British missionary society

The Society for the Propagation of the Gospel in New England (also known as the New England Company or Company for Propagation of the Gospel in New England and the parts adjacent in America) is a British charitable organization created to promote Christian missionary activity among the Native American peoples of New England and other parts of North America under British control. The company's current website states that "the New England Company can lay claim to being the oldest missionary society still active in Britain." The records of the New England Company, now held at London Metropolitan Archives, tell the history of colonial America and its Indigenous peoples.

It was founded by the Act for the promoting and propagating the Gospel of Jesus Christ in New England, passed by Oliver Cromwell's Parliament on 27 July 1649. That Act set up a Corporation in England, consisting of a President, a Treasurer, and fourteen people to assist them. This corporation had the power to collect money in England for missionary purposes in New England. This money was received by the Commissioners of the United Colonies of New England and dispersed for missionary purposes.
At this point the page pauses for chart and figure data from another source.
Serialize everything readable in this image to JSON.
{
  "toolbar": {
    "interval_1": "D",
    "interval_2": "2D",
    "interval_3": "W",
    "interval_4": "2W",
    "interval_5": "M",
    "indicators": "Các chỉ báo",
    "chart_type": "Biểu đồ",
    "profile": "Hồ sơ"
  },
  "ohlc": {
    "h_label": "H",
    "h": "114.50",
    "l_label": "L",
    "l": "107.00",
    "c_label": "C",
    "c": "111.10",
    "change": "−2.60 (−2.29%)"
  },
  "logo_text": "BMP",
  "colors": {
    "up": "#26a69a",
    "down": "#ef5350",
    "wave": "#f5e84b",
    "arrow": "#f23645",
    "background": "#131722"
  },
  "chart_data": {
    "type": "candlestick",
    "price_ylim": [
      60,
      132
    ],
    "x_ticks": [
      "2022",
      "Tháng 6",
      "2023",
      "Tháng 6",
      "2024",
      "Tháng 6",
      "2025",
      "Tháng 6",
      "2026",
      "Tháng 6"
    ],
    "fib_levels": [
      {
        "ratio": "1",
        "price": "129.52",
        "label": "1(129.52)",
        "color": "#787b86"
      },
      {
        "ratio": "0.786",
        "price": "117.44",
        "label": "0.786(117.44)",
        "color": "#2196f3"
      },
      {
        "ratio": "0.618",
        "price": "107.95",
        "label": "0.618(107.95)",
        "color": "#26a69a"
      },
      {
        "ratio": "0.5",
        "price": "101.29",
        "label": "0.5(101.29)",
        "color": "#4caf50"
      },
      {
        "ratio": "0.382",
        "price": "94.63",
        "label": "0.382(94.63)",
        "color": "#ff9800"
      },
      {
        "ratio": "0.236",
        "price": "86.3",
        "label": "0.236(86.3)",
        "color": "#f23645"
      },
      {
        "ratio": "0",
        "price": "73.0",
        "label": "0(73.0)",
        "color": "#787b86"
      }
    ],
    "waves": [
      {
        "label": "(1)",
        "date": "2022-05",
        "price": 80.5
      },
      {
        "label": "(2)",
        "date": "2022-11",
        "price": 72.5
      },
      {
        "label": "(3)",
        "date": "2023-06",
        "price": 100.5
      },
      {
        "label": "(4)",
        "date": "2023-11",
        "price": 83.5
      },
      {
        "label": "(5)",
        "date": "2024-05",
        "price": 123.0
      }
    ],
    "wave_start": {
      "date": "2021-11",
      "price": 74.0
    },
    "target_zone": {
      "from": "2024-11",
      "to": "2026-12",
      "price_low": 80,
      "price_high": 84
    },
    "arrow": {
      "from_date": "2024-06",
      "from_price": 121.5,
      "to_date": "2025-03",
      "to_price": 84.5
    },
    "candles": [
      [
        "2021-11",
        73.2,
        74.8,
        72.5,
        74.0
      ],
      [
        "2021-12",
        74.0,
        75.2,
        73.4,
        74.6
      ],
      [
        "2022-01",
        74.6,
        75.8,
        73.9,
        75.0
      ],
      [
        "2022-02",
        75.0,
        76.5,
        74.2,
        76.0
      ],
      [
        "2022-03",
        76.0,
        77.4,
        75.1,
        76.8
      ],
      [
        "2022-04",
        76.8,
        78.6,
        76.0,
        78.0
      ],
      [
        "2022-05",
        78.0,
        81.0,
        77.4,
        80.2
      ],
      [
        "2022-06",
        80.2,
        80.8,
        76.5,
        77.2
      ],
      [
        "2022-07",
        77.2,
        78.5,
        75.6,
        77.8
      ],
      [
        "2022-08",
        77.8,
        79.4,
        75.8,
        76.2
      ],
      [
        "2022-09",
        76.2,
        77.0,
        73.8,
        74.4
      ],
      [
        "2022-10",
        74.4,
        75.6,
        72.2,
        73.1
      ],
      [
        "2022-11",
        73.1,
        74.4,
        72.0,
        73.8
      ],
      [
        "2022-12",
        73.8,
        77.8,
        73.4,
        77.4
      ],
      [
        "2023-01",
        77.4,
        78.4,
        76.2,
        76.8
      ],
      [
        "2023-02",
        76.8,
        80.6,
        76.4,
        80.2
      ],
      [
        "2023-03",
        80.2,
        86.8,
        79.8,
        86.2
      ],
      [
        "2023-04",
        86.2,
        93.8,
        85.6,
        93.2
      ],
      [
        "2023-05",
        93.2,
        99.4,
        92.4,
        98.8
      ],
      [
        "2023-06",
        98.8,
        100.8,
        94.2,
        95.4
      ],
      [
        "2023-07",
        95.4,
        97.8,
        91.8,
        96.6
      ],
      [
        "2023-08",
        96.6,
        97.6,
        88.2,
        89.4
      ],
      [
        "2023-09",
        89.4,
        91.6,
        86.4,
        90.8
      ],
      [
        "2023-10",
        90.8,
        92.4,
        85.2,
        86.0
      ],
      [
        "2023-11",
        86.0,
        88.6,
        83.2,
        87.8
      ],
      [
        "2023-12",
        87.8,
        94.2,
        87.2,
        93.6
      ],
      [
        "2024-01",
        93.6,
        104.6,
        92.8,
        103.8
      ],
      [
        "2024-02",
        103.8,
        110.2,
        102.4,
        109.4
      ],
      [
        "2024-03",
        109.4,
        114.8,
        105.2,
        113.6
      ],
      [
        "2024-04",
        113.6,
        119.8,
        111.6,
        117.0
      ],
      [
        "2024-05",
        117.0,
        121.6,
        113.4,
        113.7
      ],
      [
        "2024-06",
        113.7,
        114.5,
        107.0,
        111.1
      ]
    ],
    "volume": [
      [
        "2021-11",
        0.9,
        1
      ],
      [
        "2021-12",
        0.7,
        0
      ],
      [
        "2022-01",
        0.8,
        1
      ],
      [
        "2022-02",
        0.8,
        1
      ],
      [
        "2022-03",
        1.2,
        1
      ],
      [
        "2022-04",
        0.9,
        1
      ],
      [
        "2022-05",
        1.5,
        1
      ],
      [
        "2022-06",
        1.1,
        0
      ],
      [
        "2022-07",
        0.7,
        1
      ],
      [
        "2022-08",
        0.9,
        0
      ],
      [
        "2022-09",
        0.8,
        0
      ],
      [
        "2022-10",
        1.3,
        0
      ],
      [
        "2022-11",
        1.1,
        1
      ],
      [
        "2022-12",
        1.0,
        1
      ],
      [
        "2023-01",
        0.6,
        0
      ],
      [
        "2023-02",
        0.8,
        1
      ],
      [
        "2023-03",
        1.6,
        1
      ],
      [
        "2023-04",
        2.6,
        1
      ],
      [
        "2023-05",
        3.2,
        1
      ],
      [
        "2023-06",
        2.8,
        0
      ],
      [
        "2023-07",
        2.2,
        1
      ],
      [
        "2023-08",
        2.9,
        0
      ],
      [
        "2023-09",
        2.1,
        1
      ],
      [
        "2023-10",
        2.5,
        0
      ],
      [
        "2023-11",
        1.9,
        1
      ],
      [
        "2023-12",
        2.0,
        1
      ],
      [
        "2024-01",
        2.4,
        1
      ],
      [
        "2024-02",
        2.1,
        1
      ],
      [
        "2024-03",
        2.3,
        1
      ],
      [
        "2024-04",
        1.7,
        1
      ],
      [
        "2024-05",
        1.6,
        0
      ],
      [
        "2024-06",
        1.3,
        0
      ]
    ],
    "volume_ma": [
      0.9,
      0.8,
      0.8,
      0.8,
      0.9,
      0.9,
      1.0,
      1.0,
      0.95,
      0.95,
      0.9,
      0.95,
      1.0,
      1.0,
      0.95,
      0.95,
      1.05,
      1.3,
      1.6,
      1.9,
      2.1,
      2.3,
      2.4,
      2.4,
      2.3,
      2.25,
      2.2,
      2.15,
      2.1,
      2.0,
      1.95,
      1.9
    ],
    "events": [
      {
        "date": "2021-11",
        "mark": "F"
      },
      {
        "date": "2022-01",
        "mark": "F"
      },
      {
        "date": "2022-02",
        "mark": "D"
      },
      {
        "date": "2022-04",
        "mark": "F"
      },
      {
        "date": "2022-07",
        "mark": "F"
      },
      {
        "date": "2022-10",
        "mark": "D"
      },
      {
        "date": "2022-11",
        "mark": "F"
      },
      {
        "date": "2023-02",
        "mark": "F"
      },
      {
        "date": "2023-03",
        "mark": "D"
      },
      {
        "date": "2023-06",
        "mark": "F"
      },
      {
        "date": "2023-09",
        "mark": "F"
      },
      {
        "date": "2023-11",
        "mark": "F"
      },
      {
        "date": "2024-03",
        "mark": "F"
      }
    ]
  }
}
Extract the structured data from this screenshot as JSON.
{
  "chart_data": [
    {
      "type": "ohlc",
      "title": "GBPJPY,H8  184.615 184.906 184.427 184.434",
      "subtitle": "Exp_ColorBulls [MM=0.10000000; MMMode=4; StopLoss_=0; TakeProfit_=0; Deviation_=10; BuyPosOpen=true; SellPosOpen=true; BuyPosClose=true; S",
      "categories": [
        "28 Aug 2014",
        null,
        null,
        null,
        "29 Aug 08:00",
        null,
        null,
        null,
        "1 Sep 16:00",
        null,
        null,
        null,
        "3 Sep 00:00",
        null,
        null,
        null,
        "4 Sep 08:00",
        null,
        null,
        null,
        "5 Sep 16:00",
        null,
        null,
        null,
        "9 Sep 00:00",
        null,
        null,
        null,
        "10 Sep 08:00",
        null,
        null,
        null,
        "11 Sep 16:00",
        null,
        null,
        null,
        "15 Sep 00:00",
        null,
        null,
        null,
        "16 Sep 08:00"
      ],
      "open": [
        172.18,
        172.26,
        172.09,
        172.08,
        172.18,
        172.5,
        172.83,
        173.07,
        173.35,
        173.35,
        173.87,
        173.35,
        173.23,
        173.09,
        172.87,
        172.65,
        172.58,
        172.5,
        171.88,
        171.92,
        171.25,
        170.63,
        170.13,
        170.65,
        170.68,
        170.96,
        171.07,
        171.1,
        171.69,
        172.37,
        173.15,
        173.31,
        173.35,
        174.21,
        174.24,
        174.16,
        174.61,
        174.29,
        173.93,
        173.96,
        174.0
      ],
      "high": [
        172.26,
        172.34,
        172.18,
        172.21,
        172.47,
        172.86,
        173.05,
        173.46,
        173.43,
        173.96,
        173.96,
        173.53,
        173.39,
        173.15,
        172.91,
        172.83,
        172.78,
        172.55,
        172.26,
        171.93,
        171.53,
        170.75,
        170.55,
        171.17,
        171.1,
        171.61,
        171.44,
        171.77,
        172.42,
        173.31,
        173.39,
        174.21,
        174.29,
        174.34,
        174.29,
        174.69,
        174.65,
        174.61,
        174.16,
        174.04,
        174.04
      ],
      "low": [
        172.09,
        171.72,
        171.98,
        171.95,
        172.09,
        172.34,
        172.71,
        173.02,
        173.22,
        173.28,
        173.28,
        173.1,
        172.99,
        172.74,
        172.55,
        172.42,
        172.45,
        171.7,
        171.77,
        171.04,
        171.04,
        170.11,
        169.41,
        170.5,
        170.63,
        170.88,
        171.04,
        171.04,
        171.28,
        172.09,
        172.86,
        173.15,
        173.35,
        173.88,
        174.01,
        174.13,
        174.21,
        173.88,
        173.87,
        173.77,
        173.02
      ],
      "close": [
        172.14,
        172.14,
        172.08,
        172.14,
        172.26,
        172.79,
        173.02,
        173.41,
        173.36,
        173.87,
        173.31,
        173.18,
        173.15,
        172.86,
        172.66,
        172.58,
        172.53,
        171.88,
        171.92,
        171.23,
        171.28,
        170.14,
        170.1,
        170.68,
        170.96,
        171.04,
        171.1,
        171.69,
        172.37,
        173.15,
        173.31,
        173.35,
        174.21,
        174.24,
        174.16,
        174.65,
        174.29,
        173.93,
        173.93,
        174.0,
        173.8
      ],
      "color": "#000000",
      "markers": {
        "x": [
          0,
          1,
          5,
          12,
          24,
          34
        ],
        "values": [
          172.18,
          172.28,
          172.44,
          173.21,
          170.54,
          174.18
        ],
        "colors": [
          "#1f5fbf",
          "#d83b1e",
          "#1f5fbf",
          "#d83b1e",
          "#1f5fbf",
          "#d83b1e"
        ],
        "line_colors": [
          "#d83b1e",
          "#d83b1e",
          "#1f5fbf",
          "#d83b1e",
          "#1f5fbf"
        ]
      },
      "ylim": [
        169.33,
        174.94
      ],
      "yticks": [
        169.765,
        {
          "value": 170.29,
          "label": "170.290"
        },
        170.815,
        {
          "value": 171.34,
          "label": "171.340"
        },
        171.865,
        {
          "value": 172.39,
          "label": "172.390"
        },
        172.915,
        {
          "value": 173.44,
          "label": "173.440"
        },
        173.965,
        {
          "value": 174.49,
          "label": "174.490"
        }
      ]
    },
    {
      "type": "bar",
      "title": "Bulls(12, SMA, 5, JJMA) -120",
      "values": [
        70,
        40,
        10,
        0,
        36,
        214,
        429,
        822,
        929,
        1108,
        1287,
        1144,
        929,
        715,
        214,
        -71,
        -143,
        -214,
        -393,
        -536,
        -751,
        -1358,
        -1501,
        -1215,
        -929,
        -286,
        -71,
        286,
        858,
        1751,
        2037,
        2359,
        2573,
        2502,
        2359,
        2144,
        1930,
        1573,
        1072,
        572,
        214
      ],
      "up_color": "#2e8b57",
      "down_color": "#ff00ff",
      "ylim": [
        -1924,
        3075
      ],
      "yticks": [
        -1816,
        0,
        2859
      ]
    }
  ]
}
The official name of the corporation was "The President and Society for the propagation of the Gospel in New England".

Following the restoration of the English monarchy, the Society was granted a Royal Charter by Charles II in 1662. That charter provided for the promotion and propagation of "the Gospel of Christ unto and amongst the heathen natives in or near New England and parts adjacent in America". The Society was engaged in protestantism and colonization in Restoration politics.

The Society operated within the territory of what is now the United States from 1649 to 1786, sending both missionaries and teachers to New England and later also to Virginia and New York. Due to the independence of the United States from Great Britain, after 1786 the Society continued to operate only in Canada and the British West Indies.

The Society supported the early efforts of John Eliot in Massachusetts, culminating in the first printed translation of the Christian Bible into a Native American language. The corresponding book, known as the "Eliot Indian Bible", was published in 1663 in the Massachusett language. The Society also played a critical role in funding and supporting institutions that sought to educate Native Americans, including the Harvard Indian College and later Dartmouth College.

The first president of the Society was the eminent Anglo-Irish scientist Robert Boyle (1627–1691). Boyle, who had no direct descendants, stated in his will that his legacy should be dedicated to "the Advance or Propagation of the Christian Religion amongst Infidells". After a prolonged dispute among his executors it was decided that the legacy would be used to purchase Brafferton Estate in Yorkshire, and that the proceeds of that estate would be used to pay "a rent-charge in perpetuity of £90 per annum unto the Company for Propagating the Gospel in New England".